Last weekend I had a telephone call from our old gardener Charles. He was a charming man but a little too fond of the bottle which made him unreliable. We quickly tired of him asking us every week for ‘kitu kidogo’ (something small) or ‘pesa kwa unga’ (money for flour) in addition to his salary and mid month advance and a couple of years ago there was a collective sigh of relief when he told us that he wanted to retire and suggested sending his son to work for us in his stead.
Charles’s son, Jared has been a fantastic success but now the onus is on him to send money saved from his salary back to the village to his old father and the rest of the family.
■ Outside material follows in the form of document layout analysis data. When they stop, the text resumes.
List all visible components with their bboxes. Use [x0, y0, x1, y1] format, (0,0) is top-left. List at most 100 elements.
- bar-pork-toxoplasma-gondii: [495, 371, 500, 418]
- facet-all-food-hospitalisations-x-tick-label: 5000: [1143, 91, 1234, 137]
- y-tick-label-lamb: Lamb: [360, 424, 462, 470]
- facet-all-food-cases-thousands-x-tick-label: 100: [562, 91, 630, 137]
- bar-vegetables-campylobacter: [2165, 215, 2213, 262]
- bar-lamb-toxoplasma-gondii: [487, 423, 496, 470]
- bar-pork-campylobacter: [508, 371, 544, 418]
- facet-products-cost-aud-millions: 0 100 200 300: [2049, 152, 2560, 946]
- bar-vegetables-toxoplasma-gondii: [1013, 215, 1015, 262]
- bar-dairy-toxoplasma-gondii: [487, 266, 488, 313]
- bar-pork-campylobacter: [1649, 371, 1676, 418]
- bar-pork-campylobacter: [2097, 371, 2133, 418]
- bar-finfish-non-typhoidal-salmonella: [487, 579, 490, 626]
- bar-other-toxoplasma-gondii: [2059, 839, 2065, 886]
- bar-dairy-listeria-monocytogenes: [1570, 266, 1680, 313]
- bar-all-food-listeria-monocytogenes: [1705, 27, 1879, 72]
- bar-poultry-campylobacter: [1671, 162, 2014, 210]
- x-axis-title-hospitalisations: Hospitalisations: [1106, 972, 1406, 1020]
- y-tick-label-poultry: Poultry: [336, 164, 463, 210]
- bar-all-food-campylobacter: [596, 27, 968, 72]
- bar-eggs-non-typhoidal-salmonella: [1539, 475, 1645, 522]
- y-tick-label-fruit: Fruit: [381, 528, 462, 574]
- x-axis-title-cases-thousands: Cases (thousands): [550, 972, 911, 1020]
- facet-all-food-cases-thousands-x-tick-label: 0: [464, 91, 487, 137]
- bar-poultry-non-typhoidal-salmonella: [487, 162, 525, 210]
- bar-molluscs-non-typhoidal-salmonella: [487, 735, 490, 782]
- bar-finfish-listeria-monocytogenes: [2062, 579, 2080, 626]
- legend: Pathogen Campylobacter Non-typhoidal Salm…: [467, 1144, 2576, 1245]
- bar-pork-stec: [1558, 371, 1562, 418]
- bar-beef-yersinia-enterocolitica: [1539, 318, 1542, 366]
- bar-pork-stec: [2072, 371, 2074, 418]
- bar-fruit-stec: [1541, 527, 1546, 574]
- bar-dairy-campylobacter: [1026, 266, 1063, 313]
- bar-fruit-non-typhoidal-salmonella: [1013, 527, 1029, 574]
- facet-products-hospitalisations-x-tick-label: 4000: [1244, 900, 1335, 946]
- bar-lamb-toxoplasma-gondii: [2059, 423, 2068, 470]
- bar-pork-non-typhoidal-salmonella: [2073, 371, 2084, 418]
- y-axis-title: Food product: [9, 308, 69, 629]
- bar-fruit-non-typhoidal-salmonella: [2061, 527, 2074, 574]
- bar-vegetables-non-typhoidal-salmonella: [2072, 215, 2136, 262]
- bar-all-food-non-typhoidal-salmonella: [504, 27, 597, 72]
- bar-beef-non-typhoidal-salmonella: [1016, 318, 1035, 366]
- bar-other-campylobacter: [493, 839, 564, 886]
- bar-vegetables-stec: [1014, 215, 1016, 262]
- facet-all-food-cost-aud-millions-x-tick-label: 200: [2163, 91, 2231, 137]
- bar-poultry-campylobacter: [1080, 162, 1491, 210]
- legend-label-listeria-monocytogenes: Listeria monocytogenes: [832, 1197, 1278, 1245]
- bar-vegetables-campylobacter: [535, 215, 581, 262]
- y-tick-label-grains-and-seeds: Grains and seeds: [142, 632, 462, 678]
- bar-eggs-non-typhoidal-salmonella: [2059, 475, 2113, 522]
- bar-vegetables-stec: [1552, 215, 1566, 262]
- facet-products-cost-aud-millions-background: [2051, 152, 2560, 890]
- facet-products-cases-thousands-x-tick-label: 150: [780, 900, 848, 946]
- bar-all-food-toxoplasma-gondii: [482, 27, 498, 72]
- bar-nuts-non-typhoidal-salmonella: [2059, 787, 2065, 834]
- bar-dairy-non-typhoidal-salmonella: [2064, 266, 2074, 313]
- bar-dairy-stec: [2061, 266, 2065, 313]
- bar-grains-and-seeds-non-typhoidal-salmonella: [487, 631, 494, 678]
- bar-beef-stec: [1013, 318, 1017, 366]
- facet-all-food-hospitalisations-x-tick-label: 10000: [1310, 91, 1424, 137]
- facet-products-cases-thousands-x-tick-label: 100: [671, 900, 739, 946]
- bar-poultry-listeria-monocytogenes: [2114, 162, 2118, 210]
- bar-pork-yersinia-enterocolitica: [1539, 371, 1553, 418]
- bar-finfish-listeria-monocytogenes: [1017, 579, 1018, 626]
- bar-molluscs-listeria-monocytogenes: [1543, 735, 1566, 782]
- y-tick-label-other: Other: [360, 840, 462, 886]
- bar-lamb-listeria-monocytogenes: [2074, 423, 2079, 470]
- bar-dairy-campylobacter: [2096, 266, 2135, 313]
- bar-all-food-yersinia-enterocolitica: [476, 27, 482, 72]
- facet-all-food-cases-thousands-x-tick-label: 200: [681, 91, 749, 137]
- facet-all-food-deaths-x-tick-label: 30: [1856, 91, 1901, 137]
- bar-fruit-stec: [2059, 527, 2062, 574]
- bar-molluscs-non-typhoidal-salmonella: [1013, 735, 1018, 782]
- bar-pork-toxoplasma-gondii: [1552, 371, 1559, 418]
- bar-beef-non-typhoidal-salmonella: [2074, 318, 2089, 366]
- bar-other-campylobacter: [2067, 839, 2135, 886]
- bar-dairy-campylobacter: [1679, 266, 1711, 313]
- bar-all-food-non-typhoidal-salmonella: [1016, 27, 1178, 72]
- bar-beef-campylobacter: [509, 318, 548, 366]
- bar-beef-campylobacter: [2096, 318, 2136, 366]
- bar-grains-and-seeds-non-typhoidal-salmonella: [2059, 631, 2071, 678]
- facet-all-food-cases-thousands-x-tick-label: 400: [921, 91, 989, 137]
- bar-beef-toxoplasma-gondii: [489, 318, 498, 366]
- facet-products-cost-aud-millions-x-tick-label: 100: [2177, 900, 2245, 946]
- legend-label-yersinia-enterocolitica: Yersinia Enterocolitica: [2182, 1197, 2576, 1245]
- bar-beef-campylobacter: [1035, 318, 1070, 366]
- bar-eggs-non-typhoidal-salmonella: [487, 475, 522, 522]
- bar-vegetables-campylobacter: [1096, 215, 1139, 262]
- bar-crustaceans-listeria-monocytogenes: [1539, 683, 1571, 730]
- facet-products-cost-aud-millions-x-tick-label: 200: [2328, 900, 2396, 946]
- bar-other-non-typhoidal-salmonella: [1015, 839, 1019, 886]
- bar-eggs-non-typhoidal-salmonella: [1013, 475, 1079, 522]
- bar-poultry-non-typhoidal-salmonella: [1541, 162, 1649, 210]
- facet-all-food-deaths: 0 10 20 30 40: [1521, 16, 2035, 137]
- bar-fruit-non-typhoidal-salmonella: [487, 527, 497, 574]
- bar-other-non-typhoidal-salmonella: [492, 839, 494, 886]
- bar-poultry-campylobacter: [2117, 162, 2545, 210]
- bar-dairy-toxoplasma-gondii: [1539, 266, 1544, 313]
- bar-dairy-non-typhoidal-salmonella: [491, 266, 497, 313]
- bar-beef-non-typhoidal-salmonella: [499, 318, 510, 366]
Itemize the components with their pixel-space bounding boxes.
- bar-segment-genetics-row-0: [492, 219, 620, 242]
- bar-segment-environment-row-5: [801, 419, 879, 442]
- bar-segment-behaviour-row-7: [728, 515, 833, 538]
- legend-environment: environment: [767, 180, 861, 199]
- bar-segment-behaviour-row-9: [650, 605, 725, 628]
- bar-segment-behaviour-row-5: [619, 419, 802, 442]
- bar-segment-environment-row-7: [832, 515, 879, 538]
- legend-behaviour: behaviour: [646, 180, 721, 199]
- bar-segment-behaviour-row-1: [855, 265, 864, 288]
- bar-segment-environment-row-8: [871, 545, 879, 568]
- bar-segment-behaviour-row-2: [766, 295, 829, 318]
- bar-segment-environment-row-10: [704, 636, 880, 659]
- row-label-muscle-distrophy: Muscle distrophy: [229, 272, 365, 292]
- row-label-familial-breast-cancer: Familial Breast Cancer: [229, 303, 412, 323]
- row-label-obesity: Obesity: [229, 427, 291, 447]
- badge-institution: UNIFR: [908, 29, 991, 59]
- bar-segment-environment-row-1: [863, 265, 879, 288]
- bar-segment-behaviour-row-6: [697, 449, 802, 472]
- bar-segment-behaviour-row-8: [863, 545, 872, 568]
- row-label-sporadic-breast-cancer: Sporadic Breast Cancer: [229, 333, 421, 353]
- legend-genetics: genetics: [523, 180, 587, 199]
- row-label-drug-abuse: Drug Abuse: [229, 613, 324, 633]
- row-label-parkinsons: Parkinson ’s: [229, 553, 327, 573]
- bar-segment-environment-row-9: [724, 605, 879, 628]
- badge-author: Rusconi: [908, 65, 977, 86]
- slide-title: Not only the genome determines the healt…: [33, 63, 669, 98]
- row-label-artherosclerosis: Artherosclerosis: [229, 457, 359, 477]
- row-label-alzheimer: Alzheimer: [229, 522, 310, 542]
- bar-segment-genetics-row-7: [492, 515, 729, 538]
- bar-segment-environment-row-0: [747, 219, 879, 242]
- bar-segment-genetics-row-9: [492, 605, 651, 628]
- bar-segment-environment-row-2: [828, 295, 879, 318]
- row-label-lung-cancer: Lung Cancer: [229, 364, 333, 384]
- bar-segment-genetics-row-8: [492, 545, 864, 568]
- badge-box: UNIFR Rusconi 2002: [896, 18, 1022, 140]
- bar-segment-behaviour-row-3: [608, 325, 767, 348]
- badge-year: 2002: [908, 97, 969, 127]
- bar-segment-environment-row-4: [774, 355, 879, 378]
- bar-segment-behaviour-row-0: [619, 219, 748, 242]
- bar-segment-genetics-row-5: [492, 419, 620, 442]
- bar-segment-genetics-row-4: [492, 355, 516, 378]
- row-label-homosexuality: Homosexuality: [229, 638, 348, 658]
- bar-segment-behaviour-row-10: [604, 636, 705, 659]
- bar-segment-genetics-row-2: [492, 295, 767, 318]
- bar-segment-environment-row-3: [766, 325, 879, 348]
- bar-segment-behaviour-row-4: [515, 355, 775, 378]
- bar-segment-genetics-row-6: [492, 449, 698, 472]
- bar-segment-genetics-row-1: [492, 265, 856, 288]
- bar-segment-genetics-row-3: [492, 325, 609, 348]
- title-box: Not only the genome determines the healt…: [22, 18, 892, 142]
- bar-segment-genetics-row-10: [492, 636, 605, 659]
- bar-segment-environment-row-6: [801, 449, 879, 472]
It’s a shame because Jared has a girlfriend a life ahead of him but he is shackled to his family. When Charles phoned me on my mobile at the weekend he was telling tales of family members being sick, no money for food his son having let him down in an overall desperate state of affairs. This was not the first time I had received a message like this. (I notice he never tries my husband’s number). He asked me to send money urgently via MPesa, (a new effective method of transferring money across the country from mobile phone to mobile phone, or from ATM machines). I’m afraid that knowing Charles well I said ‘no sorry’. I spoke to his son the next day who said he has indeed been sending money home on a regular basis. The problem is that every time he gives anything to his dad for clothes or food it is spent on beer. His dad even got a job as a security guard up in the village but lost it quickly for being drunk.
This business of family members in town having financial responsibility for those who stay back in the village affects Kenyans (Tanzanians and Ugandans) across the board. There was a very amusingly written but tragic article written in The Standard’s ‘Crazy Monday’ supplement today entitled, ‘Slaves of handout culture’. There was a double page spread of anecdotes from city dwellers that fear going home because they are always being stung for money by family, clansmen, villagers and childhood friends. Here’s a taste of some of them:
Richard, a banker says he saw a counsellor after developing depression,
‘It may sound unreal, but I used to spend half of my salary on relatives and villagers who claimed that they had contributed to my success in life’ he continued, ‘about 10 villagers used to wait for me at the shopping centre and demand money to buy brew. Then at the home, about five uncles would ask for their children’s school fees and other expenses.’
His doctor has advised visiting his elderly parents less often.
Another who works in Nakuru says whenever he visits his home village he hears shouts of ‘Sukari! Sukari! Sukari! (sugar). ‘One of them recently held me by the collar, demanding to know why I had never bought her a kilo of sugar.’
Laban, who works as a waiter, suffers because his father has told everyone back home that he is the manager of a top hotel and has even started directing unemployed people from the village to Laban’s place of work in search of cash. At his cousin’s funeral recently Laban overheard his mother saying:
‘Tell Laban to give you money for bread, meat and do not forget money for the x15 suits for the burial.’
Others complained of extended family members coming to town to camp out at their homes waiting for handouts. When they are refused people turn nasty, saying that their relative is mean spirited and does not value family. Some even threaten to cast evil spells or bewitch those who won’t tow the line. Most city dwellers bring money home when possible but then find that villagers upcountry often expect much more. They won’t listen when the perceived ‘rich’ friend or relative argues that they have their own wives and children to support.
Nixon, a Nairobi computer engineer who had just got his new job four months ago and was saving for household items found an aunt had sent her two sons to ask for college fees from him,
‘I was shocked to find my nephews waiting for me. After I cooked supper they told me they wanted sh 60,000 (£500) for their fees.’
Another trick is to organise what Kenyans call a ‘harambee’ (fundraiser) and make an employed city dweller ‘guest of honour’ so they feel compelled to attend or at the very least contribute.
In Europe with the high property prices and tertiary education, you are more likely to find parents today giving handouts to their grown up children who still struggle financially (statistics have been reported recently UK papers), whereas in Africa the tradition of handouts from the earning population to the rural unemployed creates a vicious cycle of poverty. Those who could succeed are held back or pressurized into corruption in order to meet high expectations back home.